I don’t know if I want to say the band’s getting back together. I live here [in LA] so it’d be impossible, but I would like to do another album. Because trilogies are cool. And the songs are there.

Is that what you think you’ll do with the prize?

Yeah, I love home recording, but we did that record ourselves and it just took ages, and I’ve been self-recording my own record, and I think I would just love to go into a studio and do something really quickly and give it to somebody else to mix and for it to just sound like a band in a room, rather than like … I think the production is really intense on Hauora.

I think we’ll just put it back into the band. Those guys are coming over for a holiday in a month, so now we can see about booking some rehearsal time and some studio time play one or two for fun. We have demos of these songs, but I recorded them and I didn’t do it very well. It was two days before I moved overseas and I was so stressed out. I sound like I’m just backing away from six months ago when I was like ‘The band’s breaking up!’, but you gotta sell tickets for the tour somehow. [Laughs]

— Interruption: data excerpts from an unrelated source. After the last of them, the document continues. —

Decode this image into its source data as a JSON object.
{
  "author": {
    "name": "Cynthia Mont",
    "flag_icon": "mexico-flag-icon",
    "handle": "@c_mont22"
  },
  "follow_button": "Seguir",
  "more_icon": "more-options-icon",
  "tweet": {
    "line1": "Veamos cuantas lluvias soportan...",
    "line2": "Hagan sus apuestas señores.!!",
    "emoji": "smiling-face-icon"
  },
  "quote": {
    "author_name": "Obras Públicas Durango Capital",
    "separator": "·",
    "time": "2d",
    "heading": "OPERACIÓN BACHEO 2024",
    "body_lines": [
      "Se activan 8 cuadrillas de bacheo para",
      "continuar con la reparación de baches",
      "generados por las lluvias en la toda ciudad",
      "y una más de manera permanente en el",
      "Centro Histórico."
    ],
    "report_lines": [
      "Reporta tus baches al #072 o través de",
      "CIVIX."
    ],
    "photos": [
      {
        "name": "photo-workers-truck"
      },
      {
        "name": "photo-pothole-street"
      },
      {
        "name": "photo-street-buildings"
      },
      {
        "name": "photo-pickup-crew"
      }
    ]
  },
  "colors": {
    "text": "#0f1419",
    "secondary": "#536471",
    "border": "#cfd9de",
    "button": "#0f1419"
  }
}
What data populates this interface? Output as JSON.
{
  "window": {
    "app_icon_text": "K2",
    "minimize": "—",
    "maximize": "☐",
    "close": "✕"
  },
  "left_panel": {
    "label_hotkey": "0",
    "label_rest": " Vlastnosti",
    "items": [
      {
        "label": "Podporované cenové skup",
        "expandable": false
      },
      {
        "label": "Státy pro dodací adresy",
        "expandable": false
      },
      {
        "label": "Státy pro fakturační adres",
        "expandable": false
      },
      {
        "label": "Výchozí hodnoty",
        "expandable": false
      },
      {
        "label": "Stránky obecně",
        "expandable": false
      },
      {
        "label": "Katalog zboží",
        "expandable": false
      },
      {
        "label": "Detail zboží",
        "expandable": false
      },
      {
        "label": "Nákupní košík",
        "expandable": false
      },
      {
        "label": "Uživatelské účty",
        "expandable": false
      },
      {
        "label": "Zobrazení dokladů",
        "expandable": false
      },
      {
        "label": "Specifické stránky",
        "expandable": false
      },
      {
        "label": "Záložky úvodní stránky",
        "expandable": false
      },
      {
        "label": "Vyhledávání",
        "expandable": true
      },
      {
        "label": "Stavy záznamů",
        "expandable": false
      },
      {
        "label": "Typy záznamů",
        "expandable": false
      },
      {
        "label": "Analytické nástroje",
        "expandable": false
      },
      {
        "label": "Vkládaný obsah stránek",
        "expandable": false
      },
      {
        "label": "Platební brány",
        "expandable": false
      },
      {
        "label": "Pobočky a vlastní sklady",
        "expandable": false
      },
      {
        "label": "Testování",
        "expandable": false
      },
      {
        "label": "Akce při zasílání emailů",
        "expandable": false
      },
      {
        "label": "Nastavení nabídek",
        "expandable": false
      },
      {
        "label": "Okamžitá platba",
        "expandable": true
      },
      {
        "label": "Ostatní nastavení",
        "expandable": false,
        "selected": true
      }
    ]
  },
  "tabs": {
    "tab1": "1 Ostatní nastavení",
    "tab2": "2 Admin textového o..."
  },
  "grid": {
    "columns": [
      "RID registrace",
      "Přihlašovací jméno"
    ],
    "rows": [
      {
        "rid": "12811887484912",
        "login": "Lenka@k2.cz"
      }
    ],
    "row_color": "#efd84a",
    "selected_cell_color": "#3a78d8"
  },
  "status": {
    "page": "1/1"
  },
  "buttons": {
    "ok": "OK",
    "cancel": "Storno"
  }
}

I guess we’ll just see. If I come back to New Zealand on a holiday, I’d love to play with Street Chant, but those guys might be into it or they might be busy.

Do you ever listen to the record?

I listened to it the other day. A couple of songs. I can’t really do it. I don’t really like listening to my own stuff anyway. I listened to Means this year and I’d never listened to it before.

How did it sound to you?

I feel like my voice has dropped. My voice was really high and I was like ‘Why did we play those songs so fast?’ I just feel like we always over complicate everything. For the first album, I feel like there was too many drum fills or whatever. And for this one, we really overcomplicated by making it take ages and being really particular with the lyrics and very particular with the production. So it just reminded me of that.

So what are your plans doing for your solo record?

I basically had recorded it all by myself. I have a little studio in my house here – a tiny little closet basically. And I recorded it all, but I did it with midi drums and it was basically finished, it just needed to sing some vocals and then I came here and played one show and got some good opportunities and met some cool people, so now I have the opportunity to go into a really nice studio here and record it all again. So I’m super excited about that!

* Note: The finalists are selected by ballot, but the winner is selected by a panel sitting in a room talking about the comparative merits of the albums.